An important differential diagnostic of ampiginous choroiditis is multifocal serpiginoid choroiditis caused by Mycobacterium tuberculosis, Treponema pallidum or a herpesvirus [6]. Syphilis was excluded as a cause since syphilis serology was negative. Mycobacterium tuberculosis infection is unlikely since there was no history of previous exposure to tuberculosis and since a tuberculin skin test and chest radiography were both negative [9]. Multifocal lesions, unilaterality and considerable vitreous or anterior chamber inflammation, as in our patient, point towards a diagnosis of tuberculosis multifocal serpiginoid choroiditis instead of a serpiginous choroiditis [6]. Peripapillary involvement from the early phases of the disease, as in our patient, is, however, not typical for a tuberculosis multifocal serpiginoid choroiditis [6]. We did not perform an anterior chamber tap to do a PCR for Mycobacterium tuberculosis or herpesviruses since the patient did not consult us during active inflammation, making a positive PCR result more unlikely. Two other important differential diagnoses are sarcoidosis and granulomatosis with polyangiitis, formerly known as Wegener's granulomatosis. The patient had no systemic manifestations that were suggestive for sarcoidosis. Workup with serum angiotensin-converting enzyme, serum calcium and a chest radiograph also showed no arguments for sarcoidosis. Granulomatosis with polyangiitis is unlikely since the patient did not have systemic manifestations suggestive of this disease and since anti-proteinase 3 and anti-myeloperoxidase testing were normal.
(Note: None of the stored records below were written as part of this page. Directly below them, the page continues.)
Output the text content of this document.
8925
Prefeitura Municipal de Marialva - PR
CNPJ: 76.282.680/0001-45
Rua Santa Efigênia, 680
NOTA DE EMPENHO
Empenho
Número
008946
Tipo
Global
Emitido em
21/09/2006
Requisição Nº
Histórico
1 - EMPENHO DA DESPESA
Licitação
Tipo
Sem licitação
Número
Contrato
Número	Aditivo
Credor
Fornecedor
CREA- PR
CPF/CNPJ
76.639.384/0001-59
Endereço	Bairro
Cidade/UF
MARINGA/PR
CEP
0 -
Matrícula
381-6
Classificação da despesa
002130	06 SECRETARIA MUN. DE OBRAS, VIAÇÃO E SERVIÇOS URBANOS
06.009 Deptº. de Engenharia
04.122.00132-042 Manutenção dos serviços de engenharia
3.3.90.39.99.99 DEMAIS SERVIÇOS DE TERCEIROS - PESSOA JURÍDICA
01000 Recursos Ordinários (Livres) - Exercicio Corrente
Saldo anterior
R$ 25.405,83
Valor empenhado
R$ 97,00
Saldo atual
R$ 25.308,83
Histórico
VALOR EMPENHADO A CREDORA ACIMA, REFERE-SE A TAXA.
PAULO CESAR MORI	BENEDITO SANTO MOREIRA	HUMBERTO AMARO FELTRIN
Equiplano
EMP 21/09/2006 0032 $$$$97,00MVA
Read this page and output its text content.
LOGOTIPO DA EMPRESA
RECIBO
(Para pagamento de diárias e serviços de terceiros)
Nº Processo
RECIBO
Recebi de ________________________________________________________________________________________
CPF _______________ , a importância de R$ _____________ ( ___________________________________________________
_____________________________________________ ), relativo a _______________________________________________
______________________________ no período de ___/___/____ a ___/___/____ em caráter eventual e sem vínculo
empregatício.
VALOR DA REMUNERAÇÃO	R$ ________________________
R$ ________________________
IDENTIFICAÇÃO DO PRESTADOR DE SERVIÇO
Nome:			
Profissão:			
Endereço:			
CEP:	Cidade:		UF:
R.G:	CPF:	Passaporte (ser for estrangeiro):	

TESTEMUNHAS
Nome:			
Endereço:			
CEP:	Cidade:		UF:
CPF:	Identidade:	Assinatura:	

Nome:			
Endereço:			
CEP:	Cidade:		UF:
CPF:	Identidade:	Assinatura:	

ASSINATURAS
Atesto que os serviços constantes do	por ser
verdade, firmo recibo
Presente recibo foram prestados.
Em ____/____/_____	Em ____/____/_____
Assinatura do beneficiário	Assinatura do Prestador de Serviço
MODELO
We chose to treat the macular oedema with an intravitreal injection with triamcinolone acetonide. We started immunomodulatory therapy with azathioprine to prevent recurrences, but after 4 months, this medication was stopped since the patient did not tolerate it well. After consulting the patient, we decided not to start another immunomodulatory agent because there are indications that only one third of patients suffer relapses [3]. After having followed up this patient for more than 1 year, we have not seen an evolution in number or size of retinal lesions. The absence of diffuse choroidal hyperfluorescence with ICG angiography at the edges of the lesions indicates no progression of the lesions [4]. Since some of these lesions still have a hyperautofluorescent aspect, we do suspect some smouldering residual activity in these lesions. We plan to follow up our patient closely and in the event of any development of activity of an ampiginous lesion towards the macula, we will start systemic therapy with corticosteroids and immunomodulatory therapy.

The patient has given voluntary written informed consent. During treatment, the health of the patient was our first consideration and we have acted in the patient's best interest when providing medical care.

The authors declare no conflicts of interest. There are no financial or nonfinancial interests/relationships that may be interpreted to have influenced the manuscript.